Every now and again, when you perform a complex task, one where the outcome will depend to some extent on your mood and your ability to think on your feet, you’ll have an off day. It may be because your favourite café was closed, or someone you admire brushed you off, or you simply woke up filled with the unshakeable sensation that all humankind’s achievements are meaningless. For whatever reason, you’re not performing with your usual agility. This definitely happens when improvising, and the temptation is to try and be brilliant – to show the audience that despite the mediocre work you've dished up so far, you are capable of genius. It seldom works.

Here is an effective strategy:

Recognize when you aren’t on fire. This takes insight.

Let your team-mates make the main decisions and be in the forefront.This relies on having trust in your team.

Stop trying to wring brilliance out of your tired brain, and go back to basics. This means that you have to have a strong grasp of the fundamentals.

I want to talk mostly about item 3, the fundamentals.

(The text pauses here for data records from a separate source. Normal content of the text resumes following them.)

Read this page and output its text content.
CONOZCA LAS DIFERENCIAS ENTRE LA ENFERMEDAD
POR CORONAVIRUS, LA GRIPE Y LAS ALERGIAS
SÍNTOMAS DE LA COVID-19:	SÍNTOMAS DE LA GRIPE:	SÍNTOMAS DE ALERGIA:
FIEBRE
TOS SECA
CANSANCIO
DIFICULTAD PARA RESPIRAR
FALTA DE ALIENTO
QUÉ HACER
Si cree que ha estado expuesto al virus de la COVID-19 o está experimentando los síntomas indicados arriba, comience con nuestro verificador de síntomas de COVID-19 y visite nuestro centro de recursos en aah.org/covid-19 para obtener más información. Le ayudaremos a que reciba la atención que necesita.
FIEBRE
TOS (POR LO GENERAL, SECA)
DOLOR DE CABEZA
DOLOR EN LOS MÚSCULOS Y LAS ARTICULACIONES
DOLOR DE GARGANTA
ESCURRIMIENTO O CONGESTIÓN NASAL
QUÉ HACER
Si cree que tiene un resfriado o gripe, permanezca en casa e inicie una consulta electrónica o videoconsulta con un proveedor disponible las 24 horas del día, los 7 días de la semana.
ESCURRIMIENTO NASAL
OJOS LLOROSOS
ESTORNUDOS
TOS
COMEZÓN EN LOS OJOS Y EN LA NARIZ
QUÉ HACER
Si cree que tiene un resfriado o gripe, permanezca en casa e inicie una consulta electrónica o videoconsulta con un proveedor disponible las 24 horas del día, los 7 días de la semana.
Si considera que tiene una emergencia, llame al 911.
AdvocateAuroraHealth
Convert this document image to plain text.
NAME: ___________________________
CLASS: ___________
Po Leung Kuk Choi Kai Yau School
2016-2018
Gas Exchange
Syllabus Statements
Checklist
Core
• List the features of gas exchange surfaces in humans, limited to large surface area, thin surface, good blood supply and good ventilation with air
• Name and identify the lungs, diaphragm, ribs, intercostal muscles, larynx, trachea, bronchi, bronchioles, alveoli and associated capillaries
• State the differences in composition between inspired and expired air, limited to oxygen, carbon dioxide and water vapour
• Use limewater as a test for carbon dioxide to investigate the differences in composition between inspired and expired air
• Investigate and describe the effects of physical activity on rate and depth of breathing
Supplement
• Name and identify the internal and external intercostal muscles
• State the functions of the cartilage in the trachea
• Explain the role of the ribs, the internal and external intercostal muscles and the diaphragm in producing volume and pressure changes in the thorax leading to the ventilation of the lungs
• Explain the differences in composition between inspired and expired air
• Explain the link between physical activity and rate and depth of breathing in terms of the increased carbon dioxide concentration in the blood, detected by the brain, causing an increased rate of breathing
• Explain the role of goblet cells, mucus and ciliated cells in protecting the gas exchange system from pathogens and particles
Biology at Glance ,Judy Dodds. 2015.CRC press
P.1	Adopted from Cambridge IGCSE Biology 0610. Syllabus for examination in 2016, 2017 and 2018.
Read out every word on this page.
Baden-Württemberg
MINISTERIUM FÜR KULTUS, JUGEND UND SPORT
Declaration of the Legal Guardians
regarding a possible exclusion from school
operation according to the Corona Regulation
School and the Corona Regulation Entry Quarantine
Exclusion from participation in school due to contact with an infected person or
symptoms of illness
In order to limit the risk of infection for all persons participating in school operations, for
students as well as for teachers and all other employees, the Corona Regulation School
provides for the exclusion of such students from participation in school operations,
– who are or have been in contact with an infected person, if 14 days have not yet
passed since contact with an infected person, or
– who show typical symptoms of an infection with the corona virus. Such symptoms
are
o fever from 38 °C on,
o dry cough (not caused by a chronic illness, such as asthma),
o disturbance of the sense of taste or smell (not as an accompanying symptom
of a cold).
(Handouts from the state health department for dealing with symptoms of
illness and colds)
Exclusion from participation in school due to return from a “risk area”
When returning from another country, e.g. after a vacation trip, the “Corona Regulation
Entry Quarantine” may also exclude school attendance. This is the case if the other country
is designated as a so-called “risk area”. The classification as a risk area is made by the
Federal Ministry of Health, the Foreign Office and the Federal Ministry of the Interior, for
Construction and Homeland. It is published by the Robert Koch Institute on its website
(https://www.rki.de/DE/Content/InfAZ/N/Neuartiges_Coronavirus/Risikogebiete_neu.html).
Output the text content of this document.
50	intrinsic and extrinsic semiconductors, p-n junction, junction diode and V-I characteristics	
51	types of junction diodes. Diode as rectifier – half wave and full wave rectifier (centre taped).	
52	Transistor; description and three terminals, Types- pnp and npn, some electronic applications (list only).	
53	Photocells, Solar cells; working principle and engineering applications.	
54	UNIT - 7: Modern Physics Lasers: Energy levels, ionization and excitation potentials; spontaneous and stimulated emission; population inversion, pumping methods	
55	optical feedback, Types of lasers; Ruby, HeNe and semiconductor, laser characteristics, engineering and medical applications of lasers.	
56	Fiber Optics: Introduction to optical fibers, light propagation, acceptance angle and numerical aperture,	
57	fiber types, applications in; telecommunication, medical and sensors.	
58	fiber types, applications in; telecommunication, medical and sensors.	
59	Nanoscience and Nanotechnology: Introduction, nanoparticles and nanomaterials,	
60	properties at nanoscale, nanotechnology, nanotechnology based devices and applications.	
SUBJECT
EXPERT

You should be able to articulate the core elements of your role. Maybe in one word, or a brief and unforgettable list of instructions, or a trigger phrase that gets you into the zone.

Trigger phrases

Once when I was performing in an improv show in Texas, the director asked me to name something I found difficult. “Speaking in a believable South African accent,” says I. The director then challenged me to attempt this during the show, resulting in a performance which was probably interesting to watch, but only in the way that it'd be interesting to watch a caveman try to reroute your modem, setting fire to the drapes in the process.

The experience spurred me to work on my South African accent. One of the tricks with accents is to have a “stock phrase” which you say out loud to reset your brain. The phrase will contain a spread of sounds which are unique to that accent. For me, my South African accent reset phrase is “All she wanted was to look at the photographs.”  If you ever hear me mutter that to myself, be prepared to be transported to Cape Town.

When your issue is more about self-belief, you have to get back in touch with why you’re doing this complex thing in the first place – your values. You also have to separate your self-belief from other people's beliefs about you. I recommend a ritual created by game designer Jesse Schell.

Let’s say it’s about writing. You say to yourself:
    I am a writer.
    I am a writer.
    I am a writer.

Fundamentals

Improv has quite a few fundamentals, for example “make your partner look good” or “be changed”.

Medicine has a core sequence as well: gather information, work out the problem, take action, check on the outcome. In medical language: history, examination, investigations, diagnosis, management, follow-up.

In both cases, we practice, practice, practice those core things until we can do them in our sleep, with confidence.

If anyone ever asks you why you’re making the whole class of advanced masters practice basic moves, it’s because one day your confidence will be shaken, or you’ll be running from killer bees, but you will still be able to do the thing you are good at.

The hidden wondrousness

There’s a further reason why all this is great. If you know that you know how to start again from the beginning, and you know that when you do, it will all come back to you quickly and easily – you won’t be afraid to fail.

And when you’re not afraid to fail, your world gets much bigger.